Accurate color capture was extremely important, especially given the significant amount of VFX work involved. I was pleased with the results we achieved using the ALEXA LF camera and Signature Prime lenses. Before the shoot, we conducted camera tests to ensure that the colors would be accurately reproduced on screen, particularly in scenes involving fire and water. The reputation of ARRI's color science and color reproduction made the ALEXA LF a strong choice for this project, and the Signatures helped to elevate the overall quality of the images. In the end, the combination of these tools and techniques allowed me to capture accurate colors that enhanced the final product.
What was your general approach to using the camera and lenses?
I prefer using a single camera for principal photography. Only when there’s a major action setpiece do I use more than one camera setup. Camera movement is a storytelling tool that helps get audiences involved in the film by heightening emotion, but I avoided over-stylized and unrealistic camera movement in favor of a more classical approach. I mostly shot at the native 800 ASA, sometimes going to 1280 or 1600 ASA when required, knowing I would get a clear image without noise in the shadow areas.

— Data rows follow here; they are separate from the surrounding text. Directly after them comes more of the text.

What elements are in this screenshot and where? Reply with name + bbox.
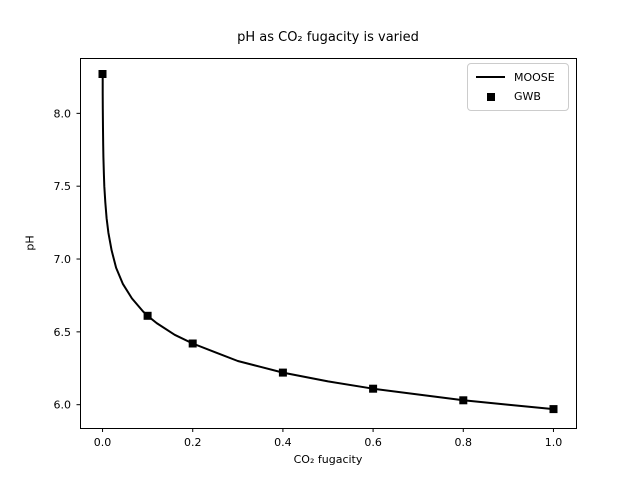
chart-title: pH as CO₂ fugacity is varied [237,30,419,45]
gwb-marker [143,311,152,320]
x-axis-label: CO₂ fugacity [293,453,363,466]
line-sample-icon [476,76,505,79]
x-tick-label: 0.4 [274,436,292,449]
gwb-marker [188,339,197,348]
x-tick-label: 0.8 [455,436,473,449]
legend-label-moose: MOOSE [514,70,555,84]
y-tick-label: 6.0 [54,399,72,412]
gwb-marker [278,368,287,377]
y-tick-label: 7.5 [54,180,72,193]
x-tick-label: 0.6 [364,436,382,449]
y-tick-label: 8.0 [54,107,72,120]
gwb-marker [549,405,558,414]
legend-label-gwb: GWB [514,90,541,104]
y-tick-label: 7.0 [54,253,72,266]
moose-line [101,74,554,411]
gwb-marker [369,384,378,393]
square-marker-icon [486,92,495,101]
legend-line-swatch [476,76,505,79]
x-tick-label: 0.2 [184,436,202,449]
y-tick-label: 6.5 [54,326,72,339]
legend-entry-moose: MOOSE [476,71,568,84]
gwb-marker [459,396,468,405]
legend: MOOSE GWB [467,63,569,111]
x-tick-label: 1.0 [545,436,563,449]
x-tick-label: 0.0 [94,436,112,449]
legend-marker-swatch [476,92,505,101]
legend-entry-gwb: GWB [476,90,568,103]
y-axis-label: pH [23,235,37,251]
gwb-marker [98,70,107,78]
plot-area [80,58,577,429]
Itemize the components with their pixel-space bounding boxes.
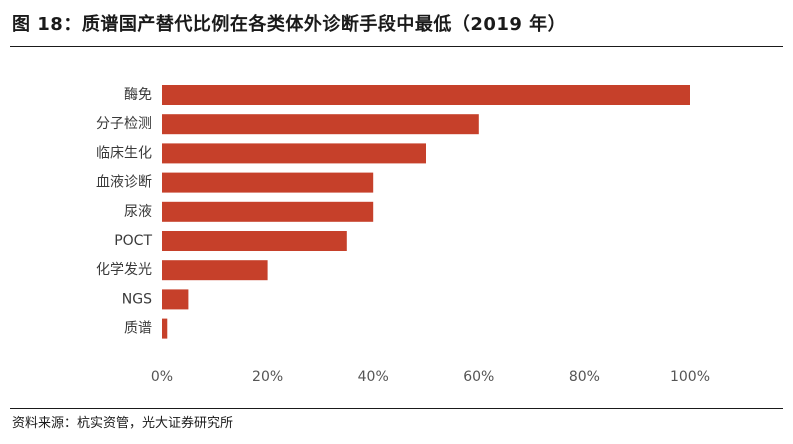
- source-note: 资料来源：杭实资管，光大证券研究所: [12, 416, 234, 431]
- bar-2: [162, 143, 426, 164]
- x-tick-label: 100%: [670, 369, 710, 385]
- x-tick-label: 60%: [463, 369, 494, 385]
- bar-0: [162, 85, 690, 105]
- bar-1: [162, 114, 479, 135]
- x-tick-labels: 0% 20% 40% 60% 80% 100%: [151, 369, 710, 385]
- x-tick-label: 80%: [569, 369, 600, 385]
- figure-title: 图 18：质谱国产替代比例在各类体外诊断手段中最低（2019 年）: [12, 14, 567, 35]
- bar-6: [162, 260, 268, 281]
- bars-group: [162, 85, 690, 339]
- category-label: NGS: [122, 291, 152, 307]
- category-label: POCT: [114, 233, 152, 249]
- bar-4: [162, 201, 374, 222]
- x-tick-label: 0%: [151, 369, 173, 385]
- x-tick-label: 40%: [358, 369, 389, 385]
- x-tick-label: 20%: [252, 369, 283, 385]
- bar-3: [162, 172, 374, 193]
- category-label: 分子检测: [96, 116, 152, 132]
- category-label: 血液诊断: [96, 175, 152, 191]
- category-label: 临床生化: [96, 145, 152, 161]
- bar-5: [162, 231, 347, 251]
- bottom-rule: [10, 408, 783, 409]
- category-label: 质谱: [124, 321, 152, 337]
- category-label: 化学发光: [96, 262, 152, 278]
- category-label: 酶免: [124, 87, 152, 103]
- bar-7: [162, 289, 189, 310]
- category-label: 尿液: [124, 204, 152, 220]
- bar-8: [162, 318, 168, 339]
- top-rule: [10, 46, 783, 47]
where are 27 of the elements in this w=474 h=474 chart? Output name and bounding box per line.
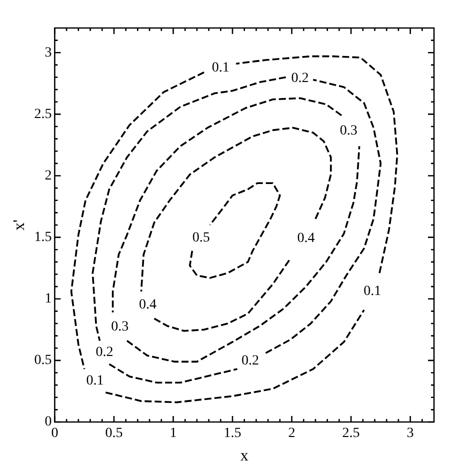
text: 0.4 — [297, 231, 315, 246]
line-series — [188, 182, 281, 279]
text: 0.3 — [340, 123, 358, 138]
y-axis-title: x' — [10, 219, 28, 230]
text: 0.1 — [364, 284, 382, 300]
y-tick-label: 0 — [44, 414, 52, 430]
series-label: 0.2 — [242, 354, 260, 369]
series-label: 0.1 — [86, 373, 104, 388]
series-label: 0.4 — [138, 298, 156, 313]
x-tick-label: 1.5 — [224, 426, 242, 442]
y-tick-label: 3 — [44, 45, 52, 60]
y-tick-label: 0.5 — [34, 353, 52, 368]
x-axis-title: x — [240, 448, 248, 465]
text: 0.2 — [96, 345, 114, 360]
series-label: 0.3 — [111, 319, 129, 334]
x-tick-label: 0.5 — [105, 426, 123, 442]
x-tick-label: 2.5 — [342, 426, 360, 442]
y-tick-label: 1.5 — [34, 230, 52, 245]
y-tick-label: 2 — [44, 168, 52, 184]
text: 0.2 — [291, 71, 309, 86]
text: 0.1 — [212, 60, 230, 76]
x-tick-label: 2 — [288, 426, 296, 442]
y-tick-label: 1 — [44, 292, 52, 307]
y-tick-label: 2.5 — [34, 106, 52, 122]
series-label: 0.5 — [192, 230, 210, 246]
x-tick-label: 1 — [170, 426, 177, 442]
x-tick-label: 3 — [406, 426, 414, 442]
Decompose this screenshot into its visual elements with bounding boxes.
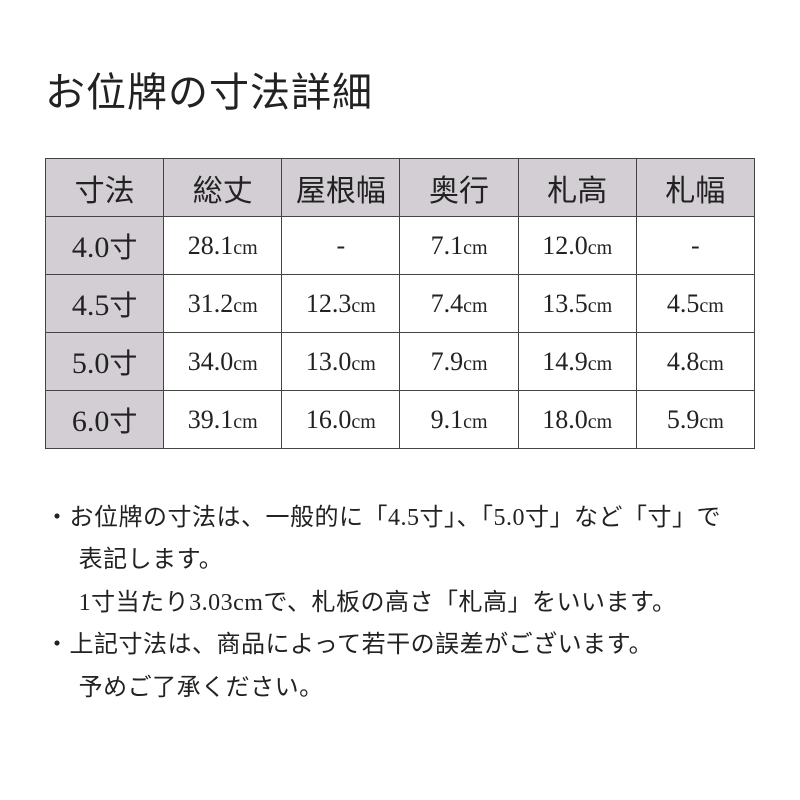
data-cell: 9.1cm: [400, 391, 518, 449]
data-cell: 4.8cm: [636, 333, 754, 391]
row-header-size: 6.0寸: [46, 391, 164, 449]
col-header-roof: 屋根幅: [282, 159, 400, 217]
table-row: 6.0寸39.1cm16.0cm9.1cm18.0cm5.9cm: [46, 391, 755, 449]
data-cell: 31.2cm: [164, 275, 282, 333]
table-header-row: 寸法 総丈 屋根幅 奥行 札高 札幅: [46, 159, 755, 217]
row-header-size: 4.5寸: [46, 275, 164, 333]
row-header-size: 4.0寸: [46, 217, 164, 275]
note-line: ・上記寸法は、商品によって若干の誤差がございます。: [45, 626, 755, 664]
data-cell: 5.9cm: [636, 391, 754, 449]
data-cell: 18.0cm: [518, 391, 636, 449]
data-cell: 34.0cm: [164, 333, 282, 391]
data-cell: 7.9cm: [400, 333, 518, 391]
data-cell: 39.1cm: [164, 391, 282, 449]
data-cell: 13.5cm: [518, 275, 636, 333]
data-cell: 16.0cm: [282, 391, 400, 449]
dimensions-table: 寸法 総丈 屋根幅 奥行 札高 札幅 4.0寸28.1cm-7.1cm12.0c…: [45, 158, 755, 449]
table-row: 4.0寸28.1cm-7.1cm12.0cm-: [46, 217, 755, 275]
data-cell: 4.5cm: [636, 275, 754, 333]
table-row: 5.0寸34.0cm13.0cm7.9cm14.9cm4.8cm: [46, 333, 755, 391]
data-cell: -: [636, 217, 754, 275]
page-title: お位牌の寸法詳細: [45, 60, 755, 118]
data-cell: 14.9cm: [518, 333, 636, 391]
col-header-depth: 奥行: [400, 159, 518, 217]
table-row: 4.5寸31.2cm12.3cm7.4cm13.5cm4.5cm: [46, 275, 755, 333]
data-cell: 13.0cm: [282, 333, 400, 391]
note-line: 予めご了承ください。: [45, 669, 755, 707]
data-cell: -: [282, 217, 400, 275]
data-cell: 12.3cm: [282, 275, 400, 333]
row-header-size: 5.0寸: [46, 333, 164, 391]
notes-section: ・お位牌の寸法は、一般的に「4.5寸」、「5.0寸」など「寸」で 表記します。 …: [45, 499, 755, 707]
col-header-size: 寸法: [46, 159, 164, 217]
note-line: 表記します。: [45, 541, 755, 579]
note-line: 1寸当たり3.03cmで、札板の高さ「札高」をいいます。: [45, 584, 755, 622]
col-header-height: 札高: [518, 159, 636, 217]
data-cell: 28.1cm: [164, 217, 282, 275]
note-line: ・お位牌の寸法は、一般的に「4.5寸」、「5.0寸」など「寸」で: [45, 499, 755, 537]
data-cell: 12.0cm: [518, 217, 636, 275]
col-header-total: 総丈: [164, 159, 282, 217]
table-body: 4.0寸28.1cm-7.1cm12.0cm-4.5寸31.2cm12.3cm7…: [46, 217, 755, 449]
data-cell: 7.4cm: [400, 275, 518, 333]
data-cell: 7.1cm: [400, 217, 518, 275]
col-header-width: 札幅: [636, 159, 754, 217]
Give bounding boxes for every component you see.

I used a wide range of Signature Prime focal lengths, from 18 mm up to 150 mm, depending on the requirements of the shot. My preferred stop was between T2.8 and T4 because it gave me an attractive depth of field without losing details in the background that emphasized the era. The performance of the lenses, and the dynamic range of the camera, really helped with high-contrast scenes, night scenes with fires, and low light situations.
How did you use ARRI SkyPanels and what do you like about them?
I am a big fan of soft light, so I was excited when ARRI came up with the SkyPanels. Before they appeared on the market, I would have to hang hundreds of 1K and 2K lights to create an evenly spread soft top light in a studio floor, skimming them three or four times to achieve the softness that we wanted. This would generate a lot of heat and there was always a chance of the skimmer cloth catching fire.
SkyPanels are customizable, can easily be connected via DMX, and heating isn’t an issue, so it’s easy on the actors. They’re simple to rig in studios and you can create all kinds of effects, like firelight, with custom settings. We used all the different SkyPanel models on this movie: the S30, S60, S120, and S360. The colour rending quality of these lights is good; we can easily change the color temperature or adjust the intensity through DMX without touching the light. It’s easy to create a large source of soft light with SkyPanels, and for blue/green matt lighting they’re very useful for creating soft diffused light that illuminates evenly.
What were your biggest challenges on the film, and what are you most proud of?
Our production was majorly affected by the COVID-19 pandemic, with the shoot extending across four years. We revisited so many scenes; the big challenge was to maintain continuity in the film. I always keep a camera report book with detailed notes of every shot we do in terms of the lighting setup, camera position and movement, exposure, and lens settings, which came in handy for this situation.
I am incredibly proud of the work that went into making “RRR” a memorable and impactful experience for audiences, not just in India but across the globe. To be recognized for my work by audiences, filmmakers, and critics is an honor that I will always cherish. The film’s award wins and nominations are a testament to the dedication of the entire cast and crew. I’m proud to have been part of a film that has put India center stage in the film world.